The current 200 met success quickly, though that success was overstated by year-over-year comparisons which took into account the oft-loathed old Sebring/200’s poor sales achievements late in its lifecycle. Bargain pricing on the current 200 early in its lifecycle also strengthened the collective consumer notion that Chrysler isn’t a serious midsize player. If even Chrysler didn’t think it was worth as much when brand new, why should the consumer consider it a worthy alternative for the Camry and Accord?
Moreover, though FCA was able to overcome the loss of the 200’s Dodge Avenger partner with ease at first, the midsize gains accomplished by the automaker weren’t quite as impressive as the 200’s own figures made them seem. In October of last year, for instance, prior to the sharp decline of the last three months, total sales of the 200 rose 2 percent, but combined sales of the 200 and Avenger were actually down 8 percent. Indeed, one month earlier, 200/Avenger volume was down 10 percent.
Yes, the Chrysler 200’s 2015 tally revealed a massive 52-percent year-over-year improvement. Yet compared with 2013, U.S. sales of FCA’s midsize duo were down 17 percent in calendar year 2015.
Now, Fiat Chrysler is looking out a winter window in which thousands of 200s need to be offloaded from dealers before production can be kickstarted again. As of New Year’s Day, Automotive News estimates FCA’s U.S. dealers had more than 45,000 200s in stock. Approximately 12 percent of those cars left dealers in January.
Making the clear-out more challenging is a general move away from passenger cars into SUVs and crossovers, a trend made most obvious by FCA’s own Jeep division. January sales at Jeep jumped 15 percent. The Cherokee outsold the 200 by more than three to one. The Dodge Journey outsold the 200 by a 3,256-unit margin.
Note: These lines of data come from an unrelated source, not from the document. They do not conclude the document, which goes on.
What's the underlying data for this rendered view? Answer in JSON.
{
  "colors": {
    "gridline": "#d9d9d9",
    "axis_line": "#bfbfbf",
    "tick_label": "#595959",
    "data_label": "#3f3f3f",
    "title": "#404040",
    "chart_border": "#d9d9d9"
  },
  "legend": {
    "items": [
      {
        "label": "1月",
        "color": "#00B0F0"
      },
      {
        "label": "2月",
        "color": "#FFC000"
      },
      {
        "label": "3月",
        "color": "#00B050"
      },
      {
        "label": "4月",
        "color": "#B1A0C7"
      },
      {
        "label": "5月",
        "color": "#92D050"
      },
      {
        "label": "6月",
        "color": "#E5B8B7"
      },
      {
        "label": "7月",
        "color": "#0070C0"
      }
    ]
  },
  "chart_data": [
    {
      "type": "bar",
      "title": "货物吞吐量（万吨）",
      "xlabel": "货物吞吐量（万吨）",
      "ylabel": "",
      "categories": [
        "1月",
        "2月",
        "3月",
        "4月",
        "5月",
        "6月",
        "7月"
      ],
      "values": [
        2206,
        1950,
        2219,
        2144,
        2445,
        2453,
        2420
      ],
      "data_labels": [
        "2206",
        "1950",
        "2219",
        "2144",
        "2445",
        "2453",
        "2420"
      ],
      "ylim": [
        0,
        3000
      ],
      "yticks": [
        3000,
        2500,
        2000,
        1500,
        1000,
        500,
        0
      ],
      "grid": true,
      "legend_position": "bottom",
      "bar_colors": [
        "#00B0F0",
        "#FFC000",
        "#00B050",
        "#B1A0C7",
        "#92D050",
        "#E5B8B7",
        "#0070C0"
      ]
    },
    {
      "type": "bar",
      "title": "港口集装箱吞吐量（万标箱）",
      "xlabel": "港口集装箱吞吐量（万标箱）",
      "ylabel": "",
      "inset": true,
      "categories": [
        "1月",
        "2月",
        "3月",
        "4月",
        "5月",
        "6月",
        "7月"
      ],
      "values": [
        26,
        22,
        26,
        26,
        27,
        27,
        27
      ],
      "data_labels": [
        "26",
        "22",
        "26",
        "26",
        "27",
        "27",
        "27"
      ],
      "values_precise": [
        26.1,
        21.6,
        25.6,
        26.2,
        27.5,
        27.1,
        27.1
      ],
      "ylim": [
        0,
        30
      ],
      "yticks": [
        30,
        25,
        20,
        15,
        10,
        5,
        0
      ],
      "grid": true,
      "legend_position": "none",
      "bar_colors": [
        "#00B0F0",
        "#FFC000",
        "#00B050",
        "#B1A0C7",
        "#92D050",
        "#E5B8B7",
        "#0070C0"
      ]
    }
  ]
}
Poor reviews of the 200 from Consumer Reports and general criticism of the 200’s 9-speed automatic transmission do the car no favours, either.
After successive generations of small and midsize car failures, it’s no wonder that FCA boss Sergio Marchionne has no intention of funding the development of more such cars in the near future. Fewer than one in five FCA U.S. sales in January were car-derived. The 200 and Dart, the latter having fallen 42 percent to only 4,748 sales last month, produced only 8 percent of the automaker’s sales. Despite competing in the two largest passenger car sectors in the country, the 200 and Dart generated only one-third of the company’s car sales last month.
Do numbers lie? In this case, the numbers simply make a solitary request of FCA: Give up.